The Common Law Characteristics of China's Civil Law Legal System
China's modern legal system has its primary roots in the Draft Civil Code prepared during the late Qing Dynasty. This code, in turn, was significantly based on the German Civil Code of 1900. Despite the political turbulence of the last 100 years in China, following the fall of the Qing Dynasty, China has retained a fundamentally Civil Law system. After 1949, there was strong influence from the Soviet-style, Civil Law system. Since "opening up" in the late 1970s new, important – especially Common Law - influences have emerged. China remains, however, a Civil Law country where the law operates within what is plainly the largest and most successful, modern One Party State ever.

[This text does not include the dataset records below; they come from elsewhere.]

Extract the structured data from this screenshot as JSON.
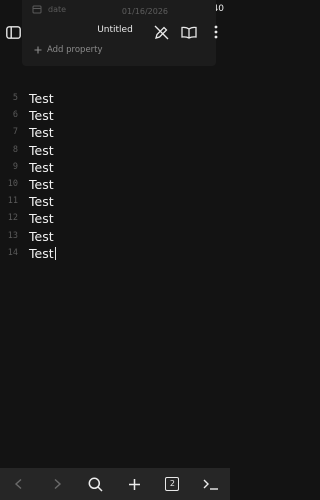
{
  "status": {
    "time": "13:40",
    "battery": "67"
  },
  "properties": {
    "date_label": "date",
    "date_value": "01/16/2026",
    "add_label": "Add property"
  },
  "header": {
    "title": "Untitled"
  },
  "editor": {
    "lines": [
      {
        "num": "5",
        "text": "Test"
      },
      {
        "num": "6",
        "text": "Test"
      },
      {
        "num": "7",
        "text": "Test"
      },
      {
        "num": "8",
        "text": "Test"
      },
      {
        "num": "9",
        "text": "Test"
      },
      {
        "num": "10",
        "text": "Test"
      },
      {
        "num": "11",
        "text": "Test"
      },
      {
        "num": "12",
        "text": "Test"
      },
      {
        "num": "13",
        "text": "Test"
      },
      {
        "num": "14",
        "text": "Test"
      }
    ]
  },
  "bottombar": {
    "tab_count": "2"
  },
  "icons": {
    "sidebar": "sidebar-toggle-icon",
    "edit_toggle": "pencil-off-icon",
    "reading": "book-open-icon",
    "menu": "more-vertical-icon",
    "back": "arrow-left-icon",
    "forward": "arrow-right-icon",
    "search": "search-icon",
    "new": "plus-icon",
    "tabs": "tabs-icon",
    "command": "terminal-icon"
  }
}
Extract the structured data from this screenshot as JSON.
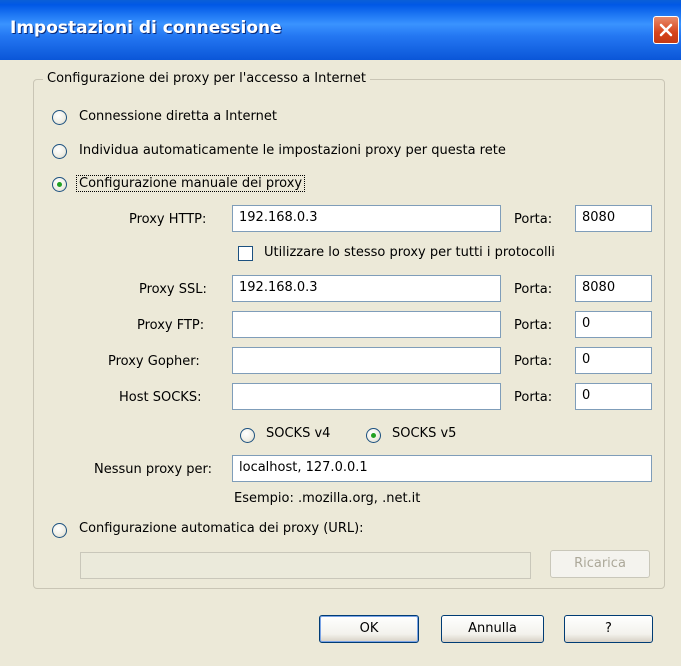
{
  "window": {
    "title": "Impostazioni di connessione"
  },
  "group": {
    "legend": "Configurazione dei proxy per l'accesso a Internet"
  },
  "options": {
    "direct": "Connessione diretta a Internet",
    "auto_detect": "Individua automaticamente le impostazioni proxy per questa rete",
    "manual": "Configurazione manuale dei proxy",
    "auto_url": "Configurazione automatica dei proxy (URL):",
    "selected": "manual"
  },
  "manual": {
    "http": {
      "label": "Proxy HTTP:",
      "value": "192.168.0.3",
      "port_label": "Porta:",
      "port": "8080"
    },
    "same_proxy_label": "Utilizzare lo stesso proxy per tutti i protocolli",
    "same_proxy_checked": false,
    "ssl": {
      "label": "Proxy SSL:",
      "value": "192.168.0.3",
      "port_label": "Porta:",
      "port": "8080"
    },
    "ftp": {
      "label": "Proxy FTP:",
      "value": "",
      "port_label": "Porta:",
      "port": "0"
    },
    "gopher": {
      "label": "Proxy Gopher:",
      "value": "",
      "port_label": "Porta:",
      "port": "0"
    },
    "socks": {
      "label": "Host SOCKS:",
      "value": "",
      "port_label": "Porta:",
      "port": "0"
    },
    "socks_v4": "SOCKS v4",
    "socks_v5": "SOCKS v5",
    "socks_selected": "v5",
    "no_proxy_label": "Nessun proxy per:",
    "no_proxy_value": "localhost, 127.0.0.1",
    "example": "Esempio: .mozilla.org, .net.it"
  },
  "auto": {
    "url_value": "",
    "reload_label": "Ricarica"
  },
  "buttons": {
    "ok": "OK",
    "cancel": "Annulla",
    "help": "?"
  }
}
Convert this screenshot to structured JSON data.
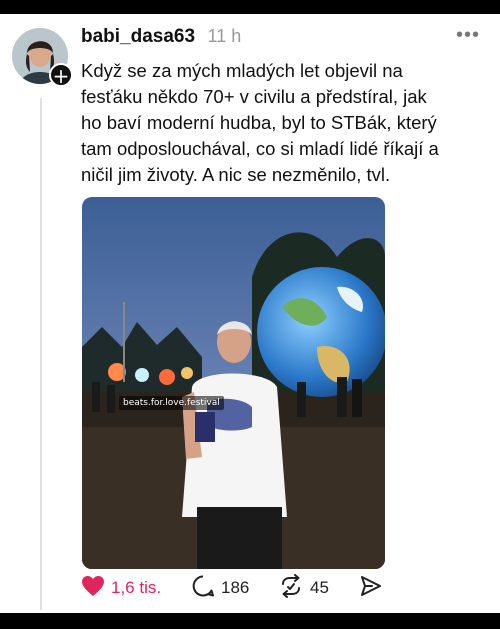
{
  "post": {
    "username": "babi_dasa63",
    "time": "11 h",
    "more_label": "•••",
    "follow_label": "+",
    "text": "Když se za mých mladých let objevil na fesťáku někdo 70+ v civilu a předstíral, jak ho baví moderní hudba, byl to STBák, který tam odposlouchával, co si mladí lidé říkají a ničil jim životy. A nic se nezměnilo, tvl.",
    "media_caption": "beats.for.love.festival"
  },
  "actions": {
    "like_count": "1,6 tis.",
    "reply_count": "186",
    "repost_count": "45"
  },
  "colors": {
    "like": "#e0245e",
    "text": "#111111",
    "muted": "#999999"
  },
  "icons": [
    "heart-icon",
    "comment-icon",
    "repost-icon",
    "share-icon",
    "more-icon",
    "plus-icon"
  ]
}
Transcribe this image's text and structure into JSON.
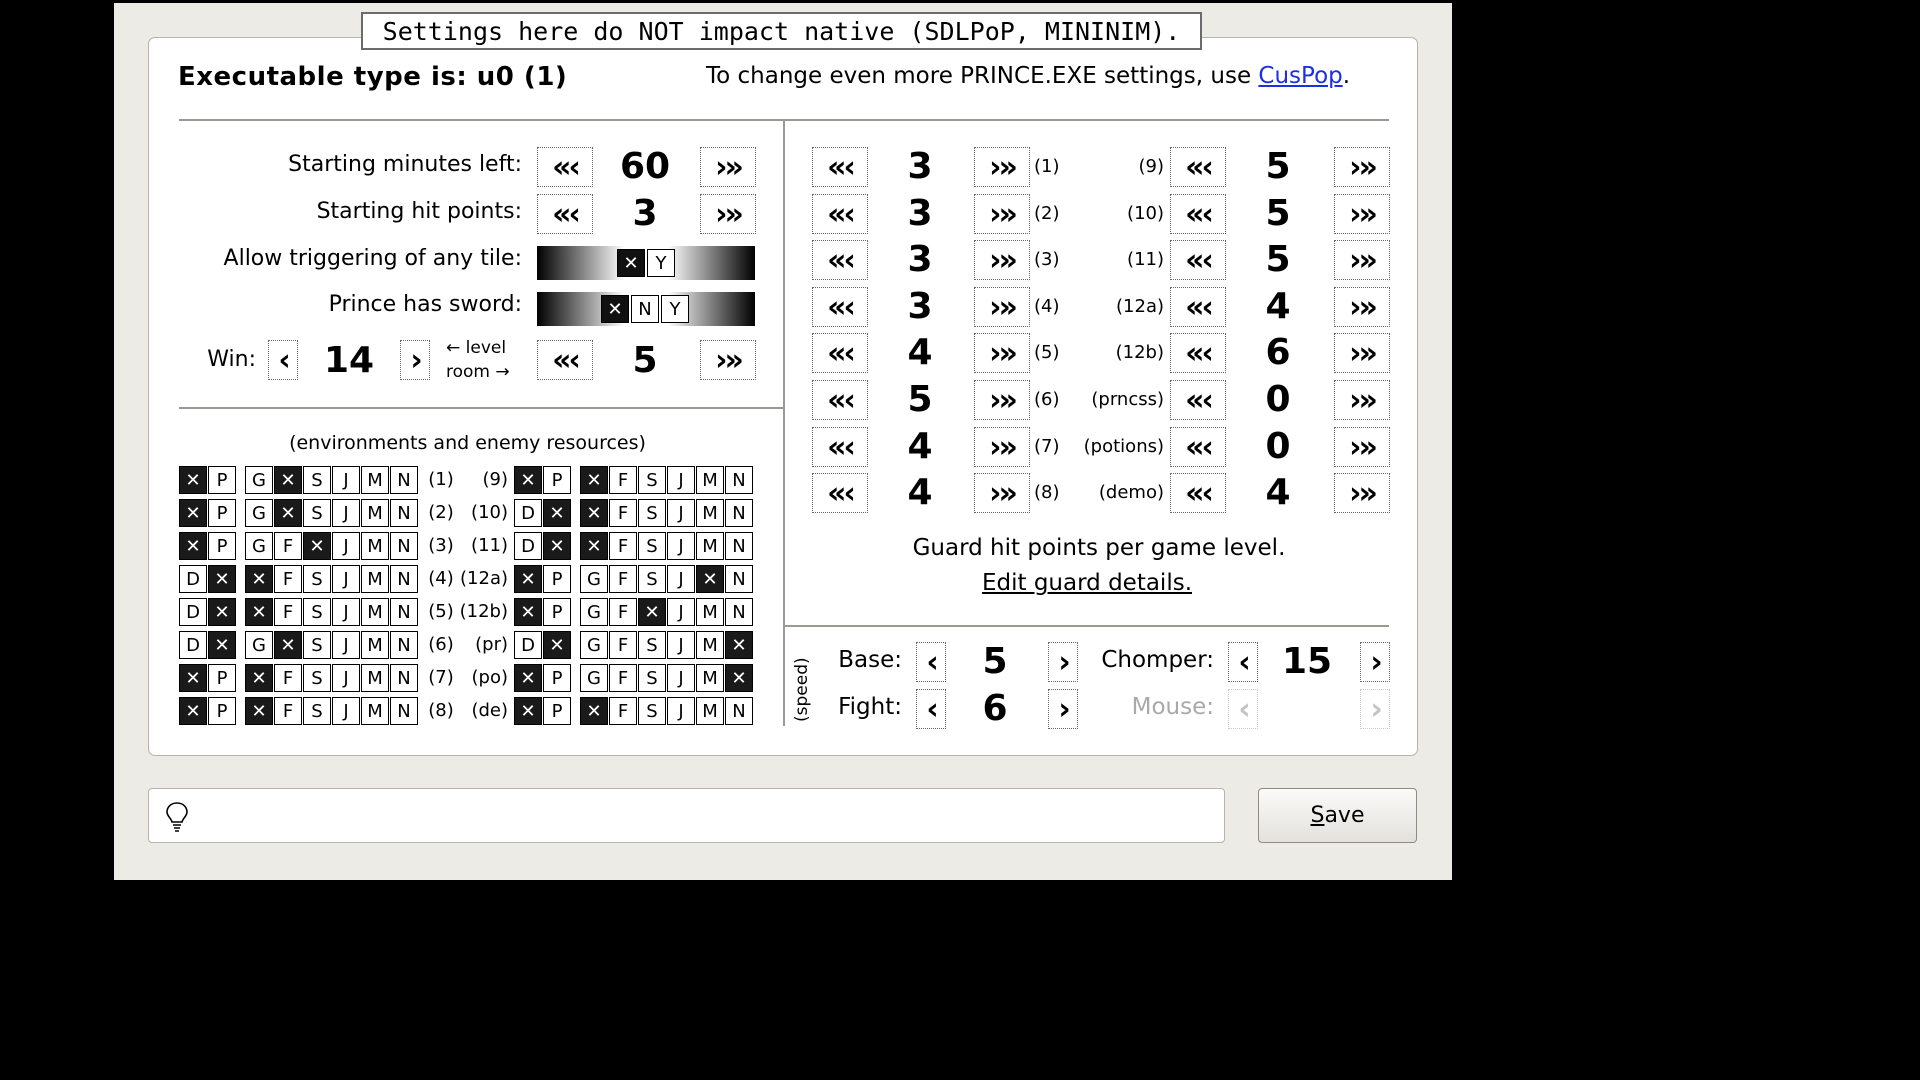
{
  "banner": "Settings here do NOT impact native (SDLPoP, MININIM).",
  "header": {
    "exe_type": "Executable type is: u0 (1)",
    "more_text": "To change even more PRINCE.EXE settings, use ",
    "more_link": "CusPop",
    "more_end": "."
  },
  "left": {
    "minutes_label": "Starting minutes left:",
    "minutes_value": "60",
    "hp_label": "Starting hit points:",
    "hp_value": "3",
    "trigger_label": "Allow triggering of any tile:",
    "trigger_y": "Y",
    "sword_label": "Prince has sword:",
    "sword_n": "N",
    "sword_y": "Y",
    "win_label": "Win:",
    "win_level": "14",
    "level_text": "← level",
    "room_text": "room →",
    "win_room": "5"
  },
  "arrows": {
    "dbl_left": "«‹",
    "dbl_right": "›»",
    "left": "‹",
    "right": "›"
  },
  "env": {
    "title": "(environments and enemy resources)",
    "letters": [
      "D",
      "P",
      "G",
      "F",
      "S",
      "J",
      "M",
      "N"
    ],
    "left_labels": [
      "(1)",
      "(2)",
      "(3)",
      "(4)",
      "(5)",
      "(6)",
      "(7)",
      "(8)"
    ],
    "right_labels": [
      "(9)",
      "(10)",
      "(11)",
      "(12a)",
      "(12b)",
      "(pr)",
      "(po)",
      "(de)"
    ]
  },
  "guards": {
    "left": [
      {
        "value": "3",
        "label": "(1)"
      },
      {
        "value": "3",
        "label": "(2)"
      },
      {
        "value": "3",
        "label": "(3)"
      },
      {
        "value": "3",
        "label": "(4)"
      },
      {
        "value": "4",
        "label": "(5)"
      },
      {
        "value": "5",
        "label": "(6)"
      },
      {
        "value": "4",
        "label": "(7)"
      },
      {
        "value": "4",
        "label": "(8)"
      }
    ],
    "right": [
      {
        "value": "5",
        "label": "(9)"
      },
      {
        "value": "5",
        "label": "(10)"
      },
      {
        "value": "5",
        "label": "(11)"
      },
      {
        "value": "4",
        "label": "(12a)"
      },
      {
        "value": "6",
        "label": "(12b)"
      },
      {
        "value": "0",
        "label": "(prncss)"
      },
      {
        "value": "0",
        "label": "(potions)"
      },
      {
        "value": "4",
        "label": "(demo)"
      }
    ],
    "caption": "Guard hit points per game level.",
    "edit_link": "Edit guard details."
  },
  "speed": {
    "side": "(speed)",
    "base_label": "Base:",
    "base_value": "5",
    "fight_label": "Fight:",
    "fight_value": "6",
    "chomper_label": "Chomper:",
    "chomper_value": "15",
    "mouse_label": "Mouse:"
  },
  "footer": {
    "save_pre": "",
    "save_u": "S",
    "save_rest": "ave",
    "tip_icon": "lightbulb-icon"
  }
}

In this presentation, Prof. Richard Cullen will briefly outline some key political-constitutional turning points in China's long history and also note some basic developments during China's modern legal history. This will provide background for a more detailed discussion of how the Common Law has come to have such an important shaping influence on aspects of China's contemporary legal system. Crucial differences between Common Law and Civil Law systems will be noted. The main sources of this Common Law impact (including Hong Kong) will be reviewed. The constraints applying to the development of greater Common Law influence on China's legal system will also be assessed.
Richard Cullen joined the Faculty of Law, University of Hong Kong (HKU), as a Visiting Professor in August, 2006. He was previously a Professor at Monash University. He has spent over 15 years based in Hong Kong teaching and writing on Hong Kong and China. He has written and co-written (regularly with Fu, Hualing) several books and more than 150 articles, notes and comments focussed on Public Law, Tax Law and Media Law. He has spoken regularly at international conferences in Australia, Greater China, Europe, India, Japan and North America over the last 25 years. He is a member of the Hong Kong think tank, Civic Exchange. He is a founding member of the Taxation Law Research Programme at HKU and a Fellow of the Taxation Law and Policy Research Institute at Monash University. Richard Cullen completed his LLB at Melbourne University Law School in 1982 and his Doctorate at Osgoode Hall Law School, in Canada, in 1986.